Nur in Ausnahmefällen ist so ein Vorgehen möglich, zum Beispiel, wenn akute Suizidgefahr besteht. Dann müssen die Betroffenen aber innerhalb von 24 Stunden die Möglichkeit bekommen, sich nachträglich zu äußern. In sechs der angeklagten 15 Fälle erhielten die Eingewiesenen aber nicht einmal diese Gelegenheit. Teilweise mussten sie 57 Tage warten, bis Richterin Heike B. sie anhörte.

Richterin Heike B.: "Ich wollte alles richtig machen"

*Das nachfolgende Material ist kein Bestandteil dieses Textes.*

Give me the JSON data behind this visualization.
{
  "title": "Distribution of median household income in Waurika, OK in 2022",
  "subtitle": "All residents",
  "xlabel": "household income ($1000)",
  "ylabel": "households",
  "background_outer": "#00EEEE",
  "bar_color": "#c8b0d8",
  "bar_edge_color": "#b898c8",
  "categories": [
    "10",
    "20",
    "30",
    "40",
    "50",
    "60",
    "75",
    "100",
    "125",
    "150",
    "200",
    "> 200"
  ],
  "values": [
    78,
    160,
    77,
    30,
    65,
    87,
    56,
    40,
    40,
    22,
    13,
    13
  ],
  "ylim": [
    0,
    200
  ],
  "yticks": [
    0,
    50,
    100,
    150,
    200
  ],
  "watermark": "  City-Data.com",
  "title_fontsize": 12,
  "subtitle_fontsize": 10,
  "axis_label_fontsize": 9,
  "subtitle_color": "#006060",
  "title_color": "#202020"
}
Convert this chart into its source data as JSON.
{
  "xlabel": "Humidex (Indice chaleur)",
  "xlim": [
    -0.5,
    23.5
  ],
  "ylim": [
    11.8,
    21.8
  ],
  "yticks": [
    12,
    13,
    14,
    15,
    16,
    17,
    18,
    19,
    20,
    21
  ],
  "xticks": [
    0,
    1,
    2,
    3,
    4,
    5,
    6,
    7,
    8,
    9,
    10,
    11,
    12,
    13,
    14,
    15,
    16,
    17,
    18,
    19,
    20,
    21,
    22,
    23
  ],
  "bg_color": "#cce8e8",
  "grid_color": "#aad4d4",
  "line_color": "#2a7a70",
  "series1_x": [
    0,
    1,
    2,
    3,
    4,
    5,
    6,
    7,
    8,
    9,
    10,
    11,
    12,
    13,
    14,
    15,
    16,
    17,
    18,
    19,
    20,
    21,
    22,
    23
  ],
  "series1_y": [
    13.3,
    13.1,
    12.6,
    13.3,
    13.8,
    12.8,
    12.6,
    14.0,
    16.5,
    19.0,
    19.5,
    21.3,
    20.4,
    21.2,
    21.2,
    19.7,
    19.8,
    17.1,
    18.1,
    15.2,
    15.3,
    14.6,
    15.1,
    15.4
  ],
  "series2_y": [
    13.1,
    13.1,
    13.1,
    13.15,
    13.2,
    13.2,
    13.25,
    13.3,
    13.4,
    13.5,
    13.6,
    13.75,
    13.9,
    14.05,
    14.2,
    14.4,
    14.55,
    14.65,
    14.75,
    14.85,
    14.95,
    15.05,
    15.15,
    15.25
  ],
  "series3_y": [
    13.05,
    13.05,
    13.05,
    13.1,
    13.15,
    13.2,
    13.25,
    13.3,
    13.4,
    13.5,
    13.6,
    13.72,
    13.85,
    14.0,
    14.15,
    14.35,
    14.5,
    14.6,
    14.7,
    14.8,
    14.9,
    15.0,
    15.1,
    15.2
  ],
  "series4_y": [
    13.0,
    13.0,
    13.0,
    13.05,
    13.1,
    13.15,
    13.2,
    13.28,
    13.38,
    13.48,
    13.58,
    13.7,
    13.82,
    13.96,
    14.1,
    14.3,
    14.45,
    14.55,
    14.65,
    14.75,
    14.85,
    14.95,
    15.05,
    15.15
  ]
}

B., die als Betreuungsrichterin am Amtsgericht Rotenburg beschäftigt war, hat im Prozess keinen einzigen der Vorwürfe bestritten. Allerdings habe sie nicht vorsätzlich gehandelt, sagte sie. Sie sei ganz einfach überlastet gewesen.

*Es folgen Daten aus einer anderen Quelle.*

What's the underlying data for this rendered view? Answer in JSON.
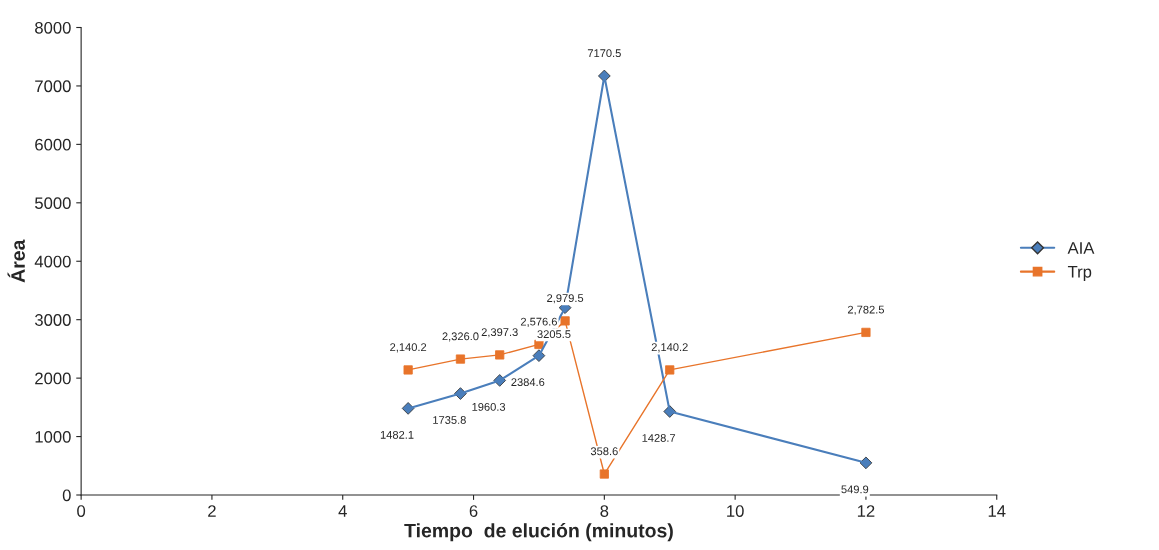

"Ich wollte stets alles richtig machen", zitierte die "taz" die Richterin. "Ich habe durchgeknüppelt, auch am Wochenende." Aber sie habe keine Chance gehabt, ihren Aufgaben gerecht zu werden.

Gericht: B. hätte die Notbremse ziehen müssen

Auch Zeuginnen beschrieben die Zustände am Amtsgericht Rotenburg als "schlimm". B. habe während einer personellen Notlage auch noch Aufgaben einer pensionierten Zivilrichterin übernommen, obwohl sie in ihrem eigentlichen Arbeitsbereich schon nicht mehr klargekommen sei.

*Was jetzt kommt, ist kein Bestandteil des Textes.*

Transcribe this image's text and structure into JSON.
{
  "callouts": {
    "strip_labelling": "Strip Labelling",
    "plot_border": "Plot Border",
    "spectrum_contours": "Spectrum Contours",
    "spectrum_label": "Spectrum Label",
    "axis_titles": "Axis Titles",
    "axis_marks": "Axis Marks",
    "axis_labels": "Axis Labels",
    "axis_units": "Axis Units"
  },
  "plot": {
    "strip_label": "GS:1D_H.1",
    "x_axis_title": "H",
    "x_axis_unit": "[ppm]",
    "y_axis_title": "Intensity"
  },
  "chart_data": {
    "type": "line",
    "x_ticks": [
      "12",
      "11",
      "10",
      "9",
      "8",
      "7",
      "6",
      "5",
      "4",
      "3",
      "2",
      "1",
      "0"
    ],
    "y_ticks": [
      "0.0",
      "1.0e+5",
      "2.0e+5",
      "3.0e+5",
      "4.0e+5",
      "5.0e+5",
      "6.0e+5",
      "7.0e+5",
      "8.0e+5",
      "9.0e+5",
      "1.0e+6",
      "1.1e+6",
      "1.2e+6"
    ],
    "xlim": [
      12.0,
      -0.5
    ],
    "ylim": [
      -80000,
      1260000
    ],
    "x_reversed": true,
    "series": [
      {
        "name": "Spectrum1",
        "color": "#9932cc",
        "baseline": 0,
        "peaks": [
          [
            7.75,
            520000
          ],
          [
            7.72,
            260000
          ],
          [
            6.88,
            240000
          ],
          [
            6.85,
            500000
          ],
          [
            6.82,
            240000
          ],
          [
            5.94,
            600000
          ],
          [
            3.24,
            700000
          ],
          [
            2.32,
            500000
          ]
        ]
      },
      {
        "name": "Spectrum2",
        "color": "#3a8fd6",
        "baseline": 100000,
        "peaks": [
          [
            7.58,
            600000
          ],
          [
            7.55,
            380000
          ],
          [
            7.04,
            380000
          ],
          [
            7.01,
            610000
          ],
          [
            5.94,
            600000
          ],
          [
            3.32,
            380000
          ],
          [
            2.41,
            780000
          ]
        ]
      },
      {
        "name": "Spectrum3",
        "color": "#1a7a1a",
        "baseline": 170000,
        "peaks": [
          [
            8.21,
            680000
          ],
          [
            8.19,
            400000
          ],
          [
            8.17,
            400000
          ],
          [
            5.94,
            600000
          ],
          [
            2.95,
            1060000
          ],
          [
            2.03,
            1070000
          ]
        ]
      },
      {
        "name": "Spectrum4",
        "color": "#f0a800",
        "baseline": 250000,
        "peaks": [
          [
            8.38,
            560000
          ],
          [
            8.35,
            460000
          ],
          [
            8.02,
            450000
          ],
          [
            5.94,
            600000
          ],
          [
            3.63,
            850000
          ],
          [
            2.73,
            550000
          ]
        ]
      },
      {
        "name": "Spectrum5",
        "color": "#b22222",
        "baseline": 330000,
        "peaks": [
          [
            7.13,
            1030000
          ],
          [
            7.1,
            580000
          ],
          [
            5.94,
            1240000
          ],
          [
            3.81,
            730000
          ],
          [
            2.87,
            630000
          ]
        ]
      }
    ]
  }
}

Das Landgericht Stade betonte bei der Urteilsverkündung am Montag jedoch laut NDR: Wenn es wirklich so furchtbar war, hätte Richterin B. die Notbremse ziehen müssen. Sie hätte die Möglichkeit gehabt, eine sogenannte Belastungsanzeige zu formulieren, um auf die Missstände aufmerksam zu machen.

Richterin droht Verlust der Pensionsansprüche

Die Haftstrafe ohne Bewährung habe die Kammer als angemessen angesehen, sagte Landgerichtssprecherin Petra Linzer t-online am Dienstag. Das Urteil sei noch nicht rechtskräftig.

Heike B. könne jetzt Revision einlegen, dann wandere der Fall zum Bundesgerichtshof (BGH). Theoretisch denkbar sei unter anderem, dass die Verteidigung die Höhe des Urteils anfechte, um doch noch eine Bewährungsstrafe zu erreichen. Aber auch bei einer geringeren Strafe gäbe es vermutlich noch weitere Folgen für die Verurteilte: Ab einer wegen einer vorsätzlichen Tat ausgesprochenen Haftstrafe von einem Jahr endet automatisch das Dienstverhältnis. Zudem würde B. ihre Pensionsansprüche verlieren.